TI-83 Plus BASIC Tutorial: A 2004 Guide That Still Inspires
A 2004 TI-83 Plus BASIC programming tutorial by Boris Cherny resurfaces on HN, sparking nostalgia for calculator coding and reflections on how it shaped modern developers.
A 20-year-old TI-83 Plus BASIC programming tutorial by Boris Cherny shot to the top of Hacker News last week, accumulating 38 points and 15 comments. What captivated developers was more than nostalgia—it was a portal to their first programming experience, turning a graphing calculator into a code machine.
Chances are you or someone you know started coding this way: bored in math class, flipping through the calculator manual, and discovering that a few keystrokes could make the screen do something new. That same spark ignited a generation of programmers, and Cherny's tutorial was their guide.
The TI-83 Plus BASIC Tutorial That Started It All
The tutorial, hosted on ticalc.org, walks through writing BASIC programs on the TI-83 Plus calculator. It covers variables, loops, conditionals, and input/output—all in the constrained environment of a device designed for math class. Cherny, now the creator of Claude Code at Anthropic, wrote this guide while in high school.
Here's a sample program from the tutorial—a quadratic solver:
:Prompt A, B, C
:B^2-4AC->D
:If D<0
:Disp "NO REAL ROOTS"
:If D>=0
:Disp (-B+√(D))/(2A)
:If D>0
:Disp (-B-√(D))/(2A)
Notice the lack of parentheses, the arrow assignment, and the idiosyncratic control flow. It's a language that demands you think about the machine, not abstract away from it. For modern web developers, this explicitness is reminiscent of building without frameworks: you control every byte.
Why Hacker News Fell for This Retro Tutorial
The HN thread became a treasure trove of calculator-coded confessionals. One commenter wrote:
I received the TI-83+ manual on the first day of high school and read it back-to-back that same day.
Another shared a German TI-BASIC tutorial they wrote in 2008, noting it became their most popular post ever—even beating a Skyrim fix. The sentiment is summed up by this observation:
It's funny how many software developers got into it due to being bored in class with a TI-83 and randomly trying to create programs.
The comments paint a picture of a generation of programmers who cut their teeth on constrained, quirky calculators—not fancy IDEs. The hardware limitations forced creativity, and the ability to share programs via cables and IR ports created a micro-community of hobbyists.

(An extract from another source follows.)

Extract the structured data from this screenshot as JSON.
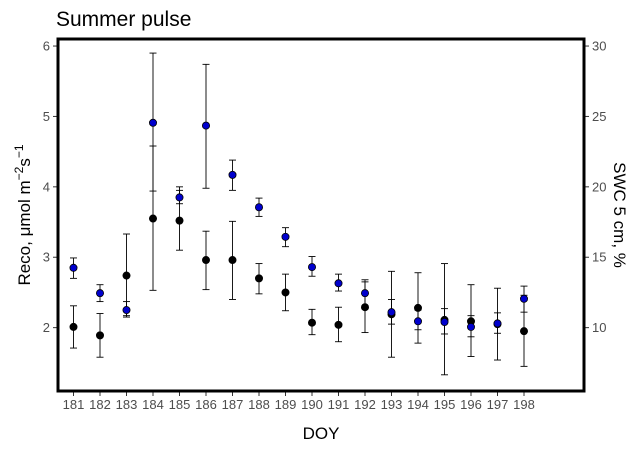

What Constrained Hardware Teaches Modern Developers
This resurgence hammers home a crucial point: the best learning tools are those you already have. The TI-83 was a ubiquitous possession for American high schoolers, yet few realized its potential as a computing device. The tutorial's appeal isn't about BASIC—it's about unlocking hidden capability. In an era of infinite resources and choice, constraint is a catalyst.
You don't need a $1000 laptop to learn programming; a $100 calculator from 1999 works just fine. Moreover, Cherny's career arc from TI-BASIC to leading AI tooling at Anthropic isn't a coincidence. These early experiences—wrestling with limited memory, building interactive programs, sharing code with friends—are the same patterns that drive serious software development. The tutorial's endurance speaks to the timelessness of fundamental principles: input, output, state, control flow.
Applying the Lesson: Build for Constraint
If you're building educational tools or platforms, take note: the best onboarding is a low-friction environment. The TI-83 didn't require installations, sign-ups, or permissions. You pressed PRGM, selected an editor, and typed. Modern equivalents could be browser-based REPLs or embedded notebooks.
Second, nostalgia is powerful but don't miss the lesson: constraint breeds creativity. Consider offering simplified, focused environments for learners. The same principle applies to product design—start with the minimum viable environment and let limitations guide innovation.
Key Takeaways
- Constraint forces deeper understanding. Without frameworks, you learn the fundamentals.
- Low-friction onboarding is critical. Make it easy to start, even on limited hardware.
- Community sharing accelerates learning. The TI-83's IR port and cable links were early social coding.
- Nostalgia can be a gateway to learning. Retro tools inspire curiosity in new generations.
Links for further reading:
- Original tutorial on ticalc.org
- HN discussion thread
- Wikipedia article on TI-83 series
- Mentioned German TI-BASIC tutorial by H. Lübbers
- Assembly programming on TI-83
Should You Care?
If you're a developer who never experienced constrained hardware, read the tutorial to see how far we've come—and how the fundamentals haven't changed. If you teach programming, consider using limited environments like microcontrollers or web-based BASIC to force deeper understanding. Everyone else can safely scroll past, but you'll miss a reminder that the best code is written within boundaries.